A group of Myanmar Buddhist monks hold a banner and shout slogans during a protest rally against the visit by the members of the Organization of Islamic Conference (OIC) in Yangon, Myanmar, November, 2013
(Reuters) – Hundreds of protesters led by Buddhist monks rallied in Myanmar on Friday to denounce a visit by a human rights envoy of the United Nations, which has urged the government to grant citizenship to persecuted Rohingya Muslims.
Crowds roared and pumped their fists in the air as Ashin Wirathu, a extremist monk known for railing against Muslims, delivered an impassioned speech in Yangon attacking the U.N. and its Special Rapporteur on Myanmar, Yanghee Lee, who is concluding a 10-day visit.
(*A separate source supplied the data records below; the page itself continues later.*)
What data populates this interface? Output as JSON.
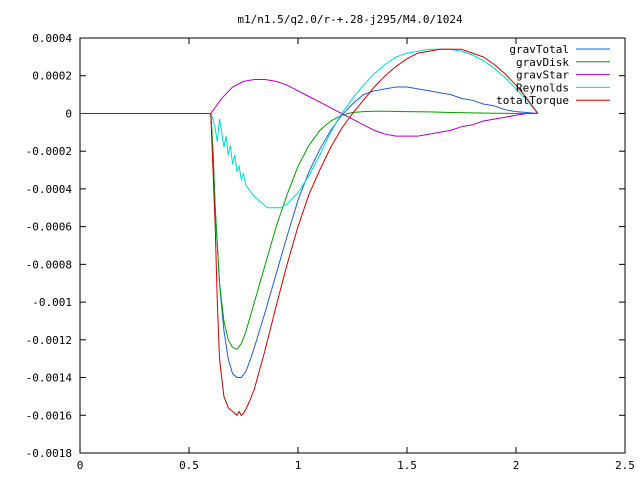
{
  "chart_data": {
    "type": "line",
    "title": "m1/n1.5/q2.0/r-+.28-j295/M4.0/1024",
    "xlabel": "",
    "ylabel": "",
    "xlim": [
      0,
      2.5
    ],
    "ylim": [
      -0.0018,
      0.0004
    ],
    "x_ticks": [
      0,
      0.5,
      1,
      1.5,
      2,
      2.5
    ],
    "x_tick_labels": [
      "0",
      "0.5",
      "1",
      "1.5",
      "2",
      "2.5"
    ],
    "y_ticks": [
      0.0004,
      0.0002,
      0,
      -0.0002,
      -0.0004,
      -0.0006,
      -0.0008,
      -0.001,
      -0.0012,
      -0.0014,
      -0.0016,
      -0.0018
    ],
    "y_tick_labels": [
      "0.0004",
      "0.0002",
      "0",
      "-0.0002",
      "-0.0004",
      "-0.0006",
      "-0.0008",
      "-0.001",
      "-0.0012",
      "-0.0014",
      "-0.0016",
      "-0.0018"
    ],
    "grid": false,
    "legend_position": "top-right",
    "series": [
      {
        "name": "gravTotal",
        "color": "#1f5fd0",
        "x": [
          0,
          0.6,
          0.61,
          0.62,
          0.64,
          0.66,
          0.68,
          0.7,
          0.72,
          0.74,
          0.76,
          0.78,
          0.8,
          0.85,
          0.9,
          0.95,
          1.0,
          1.05,
          1.1,
          1.15,
          1.2,
          1.25,
          1.3,
          1.35,
          1.4,
          1.45,
          1.5,
          1.55,
          1.6,
          1.65,
          1.7,
          1.75,
          1.8,
          1.85,
          1.9,
          1.95,
          2.0,
          2.05,
          2.1
        ],
        "y": [
          0,
          0,
          -0.0002,
          -0.0005,
          -0.0009,
          -0.00115,
          -0.0013,
          -0.00138,
          -0.0014,
          -0.0014,
          -0.00137,
          -0.00131,
          -0.00124,
          -0.00105,
          -0.00085,
          -0.00065,
          -0.00046,
          -0.00031,
          -0.00019,
          -9e-05,
          -1e-05,
          5e-05,
          0.0001,
          0.00012,
          0.00013,
          0.00014,
          0.00014,
          0.00013,
          0.00012,
          0.00011,
          0.0001,
          8e-05,
          7e-05,
          5e-05,
          4e-05,
          2e-05,
          1e-05,
          5e-06,
          0
        ]
      },
      {
        "name": "gravDisk",
        "color": "#00a000",
        "x": [
          0,
          0.6,
          0.61,
          0.62,
          0.64,
          0.66,
          0.68,
          0.7,
          0.72,
          0.74,
          0.76,
          0.78,
          0.8,
          0.85,
          0.9,
          0.95,
          1.0,
          1.05,
          1.1,
          1.15,
          1.2,
          1.25,
          1.3,
          1.35,
          1.4,
          1.5,
          1.6,
          1.7,
          1.8,
          1.9,
          2.0,
          2.1
        ],
        "y": [
          0,
          0,
          -0.0002,
          -0.0005,
          -0.0009,
          -0.0011,
          -0.0012,
          -0.00124,
          -0.00125,
          -0.00122,
          -0.00116,
          -0.00108,
          -0.001,
          -0.0008,
          -0.0006,
          -0.00043,
          -0.00028,
          -0.00017,
          -9e-05,
          -4e-05,
          -1e-05,
          5e-06,
          1e-05,
          1.2e-05,
          1.2e-05,
          1e-05,
          8e-06,
          5e-06,
          3e-06,
          1e-06,
          0,
          0
        ]
      },
      {
        "name": "gravStar",
        "color": "#b000c8",
        "x": [
          0,
          0.6,
          0.65,
          0.7,
          0.75,
          0.8,
          0.85,
          0.9,
          0.95,
          1.0,
          1.05,
          1.1,
          1.15,
          1.2,
          1.25,
          1.3,
          1.35,
          1.4,
          1.45,
          1.5,
          1.55,
          1.6,
          1.65,
          1.7,
          1.75,
          1.8,
          1.85,
          1.9,
          1.95,
          2.0,
          2.05,
          2.1
        ],
        "y": [
          0,
          0,
          8e-05,
          0.00014,
          0.00017,
          0.00018,
          0.00018,
          0.00017,
          0.00015,
          0.00012,
          9e-05,
          6e-05,
          3e-05,
          0,
          -3e-05,
          -6e-05,
          -9e-05,
          -0.00011,
          -0.00012,
          -0.00012,
          -0.00012,
          -0.00011,
          -0.0001,
          -9e-05,
          -7e-05,
          -6e-05,
          -4e-05,
          -3e-05,
          -2e-05,
          -1e-05,
          0,
          0
        ]
      },
      {
        "name": "Reynolds",
        "color": "#00d8d8",
        "x": [
          0,
          0.6,
          0.61,
          0.62,
          0.63,
          0.64,
          0.65,
          0.66,
          0.67,
          0.68,
          0.69,
          0.7,
          0.71,
          0.72,
          0.73,
          0.74,
          0.75,
          0.76,
          0.78,
          0.8,
          0.82,
          0.84,
          0.86,
          0.88,
          0.9,
          0.92,
          0.95,
          1.0,
          1.05,
          1.1,
          1.15,
          1.2,
          1.25,
          1.3,
          1.35,
          1.4,
          1.45,
          1.5,
          1.55,
          1.6,
          1.65,
          1.7,
          1.75,
          1.8,
          1.85,
          1.9,
          1.95,
          2.0,
          2.05,
          2.1
        ],
        "y": [
          0,
          0,
          -3e-05,
          -8e-05,
          -0.00015,
          -3e-05,
          -0.0001,
          -0.00018,
          -0.00012,
          -0.00022,
          -0.00017,
          -0.00027,
          -0.00022,
          -0.00031,
          -0.00028,
          -0.00035,
          -0.00032,
          -0.00038,
          -0.00041,
          -0.00044,
          -0.00046,
          -0.00048,
          -0.0005,
          -0.0005,
          -0.0005,
          -0.0005,
          -0.00048,
          -0.00042,
          -0.00033,
          -0.00022,
          -0.0001,
          0,
          8e-05,
          0.00015,
          0.00021,
          0.00026,
          0.0003,
          0.00032,
          0.00033,
          0.00034,
          0.00034,
          0.00034,
          0.00033,
          0.00031,
          0.00028,
          0.00024,
          0.00019,
          0.00013,
          7e-05,
          0
        ]
      },
      {
        "name": "totalTorque",
        "color": "#d00000",
        "x": [
          0,
          0.6,
          0.61,
          0.62,
          0.63,
          0.64,
          0.66,
          0.68,
          0.7,
          0.72,
          0.73,
          0.74,
          0.75,
          0.76,
          0.78,
          0.8,
          0.85,
          0.9,
          0.95,
          1.0,
          1.05,
          1.1,
          1.15,
          1.2,
          1.25,
          1.3,
          1.35,
          1.4,
          1.45,
          1.5,
          1.55,
          1.6,
          1.65,
          1.7,
          1.75,
          1.8,
          1.85,
          1.9,
          1.95,
          2.0,
          2.05,
          2.1
        ],
        "y": [
          0,
          0,
          -0.0003,
          -0.0006,
          -0.001,
          -0.0013,
          -0.0015,
          -0.00156,
          -0.00158,
          -0.0016,
          -0.00158,
          -0.0016,
          -0.00159,
          -0.00157,
          -0.00152,
          -0.00146,
          -0.00125,
          -0.00102,
          -0.0008,
          -0.0006,
          -0.00043,
          -0.0003,
          -0.00018,
          -8e-05,
          0,
          7e-05,
          0.00014,
          0.0002,
          0.00025,
          0.00029,
          0.00032,
          0.00033,
          0.00034,
          0.00034,
          0.00034,
          0.00032,
          0.0003,
          0.00026,
          0.00021,
          0.00015,
          8e-05,
          0
        ]
      }
    ]
  }
}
The scenes demonstrate a surge in Buddhist nationalism in Myanmar, where monks carry considerable influence and were revered for their moral integrity during the five decades when the country was under brutal and corrupt military rule.
Protests were outlawed until the civilian-led government that took office in 2011 lifted the ban. But that has given rise to a Buddhist movement that has taken aim at Muslims, who make up about 5 percent of Myanmar’s population of 53 million…
The Rohingya are ethnically related to the Muslims of Bangladesh, who refuse to take them in. In addition, there are steady occurrences of offences against the tiny number of Buddhists in Bangladesh, who are ethnically related to those in Myanmar.
Another worry is the high birth rate of Muslims, while it is in decline amongst the Buddhists.